THE NEUROENDOCRINE SYSTEM: The endocrine system is a communication system where hormones act to regulate physiological events. The nervous system performs the same functions using electrical impulses. The neuroendocrine system is the combination of those two systems, or more specifically, the various interfaces between the two systems. A GEP-NET is a tumor of any such interface.



CATEGORIES: The majority of GEP-NETs fall into two nearly distinct categories:

1. Carcinoids
(approx 2/3 of GEP-NETs) – [Also known as neuroendocrine tumors (NETs)]

2. Pancreatic endocrine tumors (PETs).
(approx 1/3 of GEP-NETs) – [Also known as endocrine pancreatic tumors (EPTs), islet cell tumors, and, most recently, neuroendocrine carcinoma (NEC)]



ORIGIN: NECs are assumed to originate from within the pancreas islets of Langerhans – or from endocrine pancreatic precursor cells – though they may originate outside of the pancreas.

NECs are not referred to as 'pancreatic cancer'. The term pancreatic cancer almost always refers to adenopancreatic cancer (aka exocrine pancreatic cancers). Adenopancreatic cancers are not a neuroendocrine cancer.



INCIDENCE: Incidence of NECs is estimated at one new case per 100,000 people per year. The total incidence of GEP-NETs in the United States would be about 9,000 new cases per year.

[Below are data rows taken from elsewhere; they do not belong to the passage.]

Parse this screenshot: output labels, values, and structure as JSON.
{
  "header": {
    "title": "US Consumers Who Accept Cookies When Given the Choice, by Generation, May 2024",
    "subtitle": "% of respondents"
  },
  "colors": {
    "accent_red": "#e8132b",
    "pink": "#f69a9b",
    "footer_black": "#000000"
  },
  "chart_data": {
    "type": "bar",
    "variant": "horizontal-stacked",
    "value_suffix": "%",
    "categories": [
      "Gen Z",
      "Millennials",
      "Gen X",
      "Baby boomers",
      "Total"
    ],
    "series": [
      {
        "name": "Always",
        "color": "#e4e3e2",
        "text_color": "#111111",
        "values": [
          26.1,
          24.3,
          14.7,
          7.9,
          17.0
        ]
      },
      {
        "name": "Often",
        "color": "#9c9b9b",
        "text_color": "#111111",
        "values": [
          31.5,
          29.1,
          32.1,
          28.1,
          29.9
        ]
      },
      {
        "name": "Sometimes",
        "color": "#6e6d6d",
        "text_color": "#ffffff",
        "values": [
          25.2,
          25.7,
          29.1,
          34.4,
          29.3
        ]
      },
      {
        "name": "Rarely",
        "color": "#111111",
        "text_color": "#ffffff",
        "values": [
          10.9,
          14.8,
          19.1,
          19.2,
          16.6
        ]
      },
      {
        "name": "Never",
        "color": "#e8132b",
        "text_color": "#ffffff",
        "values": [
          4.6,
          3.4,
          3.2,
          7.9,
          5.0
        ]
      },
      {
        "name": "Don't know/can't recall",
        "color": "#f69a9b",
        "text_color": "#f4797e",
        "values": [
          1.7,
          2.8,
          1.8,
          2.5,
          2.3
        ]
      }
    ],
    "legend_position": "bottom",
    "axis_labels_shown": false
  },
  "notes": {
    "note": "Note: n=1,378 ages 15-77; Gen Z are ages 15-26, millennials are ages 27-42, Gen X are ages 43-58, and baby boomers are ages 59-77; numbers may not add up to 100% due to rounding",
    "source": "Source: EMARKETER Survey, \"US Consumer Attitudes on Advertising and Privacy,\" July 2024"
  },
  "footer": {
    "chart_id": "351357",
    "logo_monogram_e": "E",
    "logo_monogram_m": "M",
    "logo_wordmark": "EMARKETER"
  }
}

METASTATIC SITES: The most common metastatic sites are the liver, the lymph nodes, and the bones. Liver metastases are so frequent and so well-fed that for many patients, they dominate the course of the cancer. The terms metastatic and malignant are often used interchangeably



TREATMENT: Surgery is the only therapy that can cure GEP-NETs. However, the typical delay in diagnosis, giving the tumor the opportunity to metastasize, makes most GEP-NETs ineligible for surgery (non-resectable).

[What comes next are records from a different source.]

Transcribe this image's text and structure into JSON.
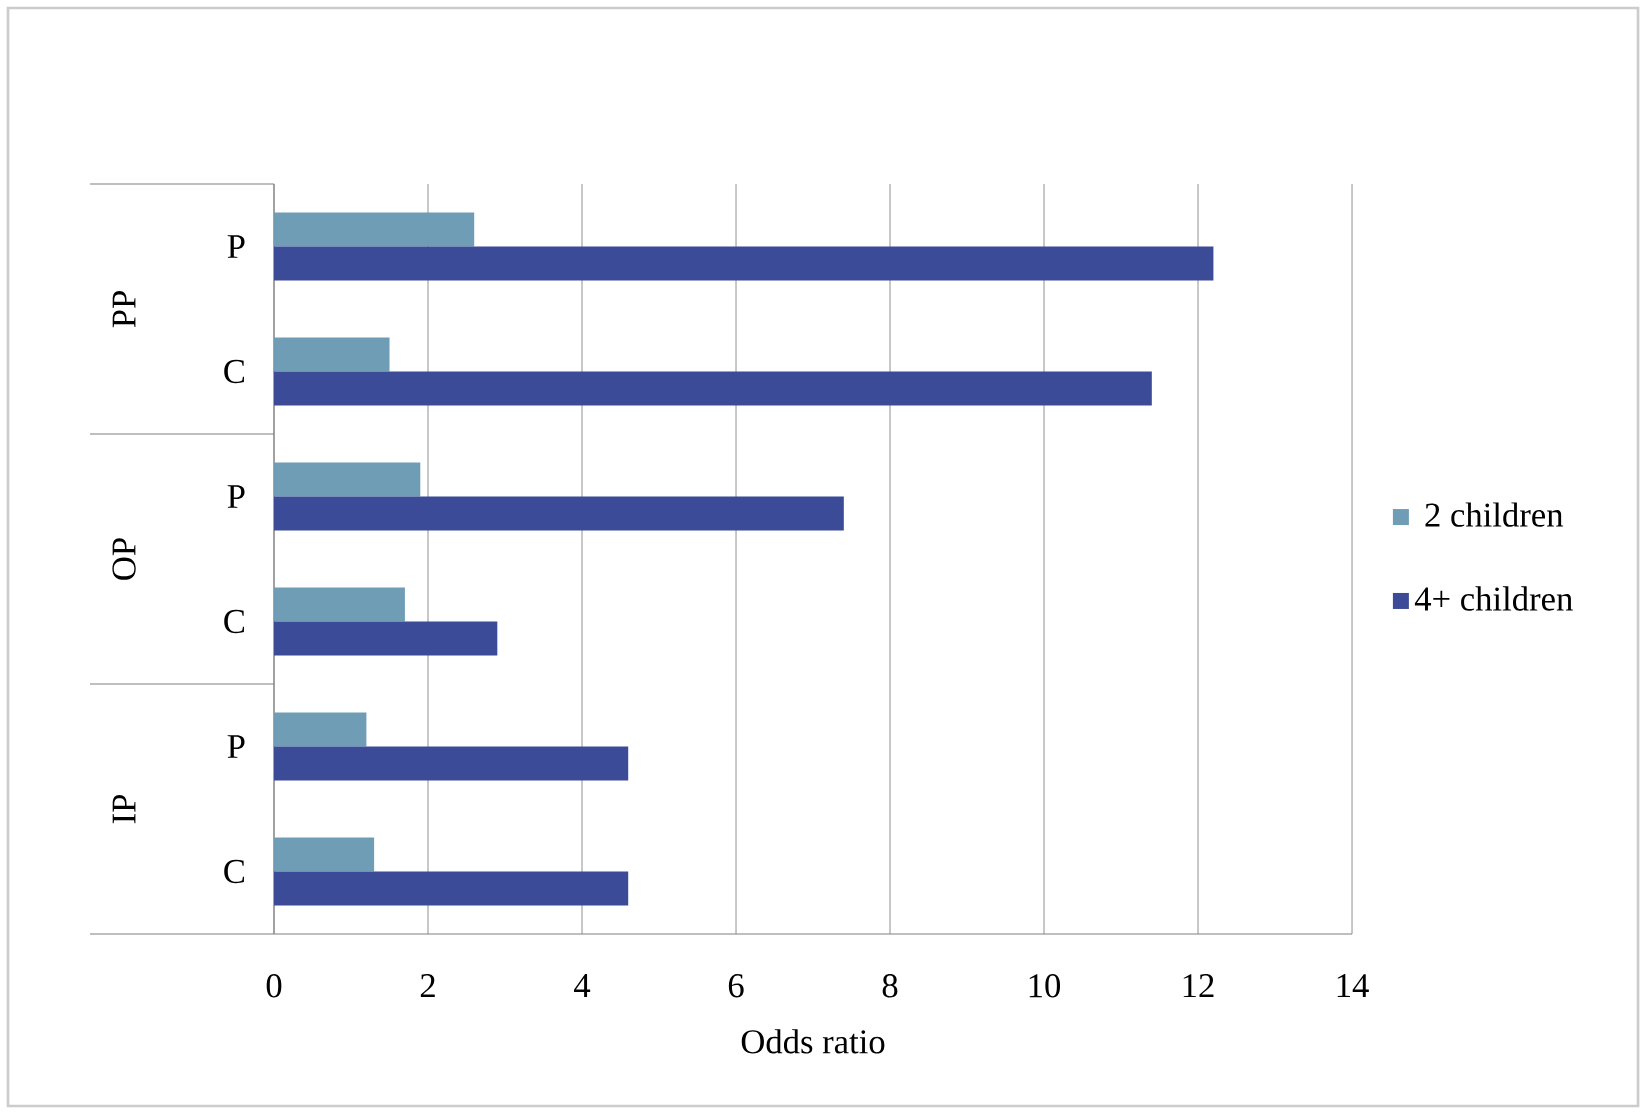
{
  "chart_data": {
    "type": "bar",
    "orientation": "horizontal",
    "xlabel": "Odds ratio",
    "categories": [
      "P",
      "C",
      "P",
      "C",
      "P",
      "C"
    ],
    "annotations": [
      "PP",
      "OP",
      "IP"
    ],
    "series": [
      {
        "name": "2 children",
        "color": "#6f9db5",
        "values": [
          2.6,
          1.5,
          1.9,
          1.7,
          1.2,
          1.3
        ]
      },
      {
        "name": "4+ children",
        "color": "#3b4b97",
        "values": [
          12.2,
          11.4,
          7.4,
          2.9,
          4.6,
          4.6
        ]
      }
    ],
    "xlim": [
      0,
      14
    ],
    "xticks": [
      0,
      2,
      4,
      6,
      8,
      10,
      12,
      14
    ],
    "grid": "x",
    "legend": "right"
  }
}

There is no established standard therapy for the liver metastasis of pancreatic endocrine tumors. The most common nonsurgical therapy for all GEP-NETs is chemotherapy, although chemotherapy is not particularly long-lasting for NECs.

When chemotherapy fails, the most common therapy, in the United States, is more chemotherapy, with a different set of agents. Some studies have shown that the benefit from one agent is not highly predictive of the benefit from another agent, except that the long-term benefit of any agent is likely to be low.